By Maria Rodriguez
Romcoms. Hard-core comedies. These were my and most of the world’s comfort genres (with this assumption based on Netflix’s weekly movie rankings) in the lonely years of quarantine. Whether it hails from Hollywood, Korea, or from your home country, it was a frequented genre (such movies like “You’ve Got Mail” and “50 First Dates” then those one-of a-kind, laughable TV shows “The Good Place,” “Seinfeld,” “Loud House”) throughout the fairly young history of cinema — even in the years before the quarantine. During some of my lockdown Netflix binges, I would sporadically lose my supposedly stalwart interest in a comedy series when the situation they would satirize reminds me of a painful memory formed somewhere in my one and a half decade-long existence.
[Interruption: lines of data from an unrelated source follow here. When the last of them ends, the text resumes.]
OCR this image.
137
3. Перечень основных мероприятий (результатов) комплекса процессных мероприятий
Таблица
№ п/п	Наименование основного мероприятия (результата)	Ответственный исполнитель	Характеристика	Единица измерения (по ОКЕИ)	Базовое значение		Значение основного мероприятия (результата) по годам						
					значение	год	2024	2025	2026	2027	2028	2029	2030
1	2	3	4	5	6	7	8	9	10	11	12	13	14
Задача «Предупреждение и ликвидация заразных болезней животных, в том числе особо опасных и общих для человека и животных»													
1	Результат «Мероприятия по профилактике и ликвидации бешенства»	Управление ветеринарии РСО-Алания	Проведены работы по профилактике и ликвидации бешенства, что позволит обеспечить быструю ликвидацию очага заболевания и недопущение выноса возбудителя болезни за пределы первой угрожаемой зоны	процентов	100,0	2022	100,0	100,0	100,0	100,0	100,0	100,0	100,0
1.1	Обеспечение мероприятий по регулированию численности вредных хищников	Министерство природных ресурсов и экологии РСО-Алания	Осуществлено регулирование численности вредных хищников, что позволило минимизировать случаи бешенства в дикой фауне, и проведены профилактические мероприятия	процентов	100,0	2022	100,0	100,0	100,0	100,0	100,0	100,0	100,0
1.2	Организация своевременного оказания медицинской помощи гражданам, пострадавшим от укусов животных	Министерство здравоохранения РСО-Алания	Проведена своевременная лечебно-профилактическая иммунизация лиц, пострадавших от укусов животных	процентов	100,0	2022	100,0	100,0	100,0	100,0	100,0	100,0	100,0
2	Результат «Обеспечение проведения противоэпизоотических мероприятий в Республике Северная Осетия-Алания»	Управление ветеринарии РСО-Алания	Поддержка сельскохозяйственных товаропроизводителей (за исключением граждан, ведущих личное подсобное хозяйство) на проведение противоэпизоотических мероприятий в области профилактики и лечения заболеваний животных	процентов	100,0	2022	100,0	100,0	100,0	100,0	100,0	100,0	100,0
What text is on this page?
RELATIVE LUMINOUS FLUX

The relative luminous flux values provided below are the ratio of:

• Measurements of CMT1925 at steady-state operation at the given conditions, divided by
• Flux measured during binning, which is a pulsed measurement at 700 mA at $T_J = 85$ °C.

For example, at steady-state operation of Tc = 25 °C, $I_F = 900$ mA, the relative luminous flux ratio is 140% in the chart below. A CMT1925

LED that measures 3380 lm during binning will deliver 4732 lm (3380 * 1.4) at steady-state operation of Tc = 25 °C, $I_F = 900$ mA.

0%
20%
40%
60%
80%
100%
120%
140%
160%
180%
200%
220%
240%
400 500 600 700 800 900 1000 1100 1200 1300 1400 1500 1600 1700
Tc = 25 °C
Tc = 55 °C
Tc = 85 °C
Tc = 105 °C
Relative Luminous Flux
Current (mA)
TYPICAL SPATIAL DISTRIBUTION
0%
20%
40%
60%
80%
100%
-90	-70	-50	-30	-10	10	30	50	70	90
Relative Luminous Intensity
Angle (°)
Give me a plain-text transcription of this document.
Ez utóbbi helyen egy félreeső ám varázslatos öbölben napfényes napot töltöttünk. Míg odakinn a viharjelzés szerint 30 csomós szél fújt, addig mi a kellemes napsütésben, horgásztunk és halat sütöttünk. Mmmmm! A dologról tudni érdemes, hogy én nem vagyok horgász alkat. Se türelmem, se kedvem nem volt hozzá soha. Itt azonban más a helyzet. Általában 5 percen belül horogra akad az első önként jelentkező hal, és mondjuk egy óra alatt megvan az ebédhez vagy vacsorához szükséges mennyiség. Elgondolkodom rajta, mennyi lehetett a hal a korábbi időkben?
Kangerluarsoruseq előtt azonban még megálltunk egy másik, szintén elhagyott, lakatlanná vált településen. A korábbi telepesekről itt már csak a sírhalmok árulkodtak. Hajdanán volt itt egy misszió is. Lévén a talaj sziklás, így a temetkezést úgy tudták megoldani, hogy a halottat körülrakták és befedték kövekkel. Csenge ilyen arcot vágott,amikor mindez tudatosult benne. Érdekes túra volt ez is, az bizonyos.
While it is not a new realization that some aspects of comedy can be hurtful, I have grown curious as to how this method of making people laugh through others’ faults and falls remained to be the core of this so-called “comedy gold” standard (“that was comedy gold!” was something I would often hear from Luan Loud whenever she manages to capture one of her siblings’ mortifying moments throughout different episodes of Nickelodeon’s “The Loud House”). Although it does make acceptance of the past easier when we make fun of it, using someone else’s possibly mortifying memory brings select viewers much pain —despite the possibility of it making the film a box office hit. Some iconic film moments may have only been born in the mind of the maker, albeit it may be coincidentally true to a complete stranger’s experience. Whilst developing a movie rating system that bases the suitability of movies on each viewer’s memories would protect us from those dreaded flashbacks, this effort would be far too tedious (and fairly unreasonable). With this unending and repetitive push and pull between creators and watchers (what to hide, what must be seen, what must be advocated, what must be said, and what is already known), authorities try to quench each party’s thirst. But is that what must be done? Is it necessary or simply fatal? I don’t know. I’m only 15. Oscar Wilde once said: “I love acting. It is so much more real than life.” Though it may not be one of his most eloquent quotes, it certainly does hold a good enough amount of truth. Even if plays, books and movies may
take part in imaginary worlds where impossible characters exist, it still does reflect the writer’s inner thoughts, deepest desires, as well as wishes… In a creative effort for a not-exactly-true-to-life but subtle homage towards human nature and life.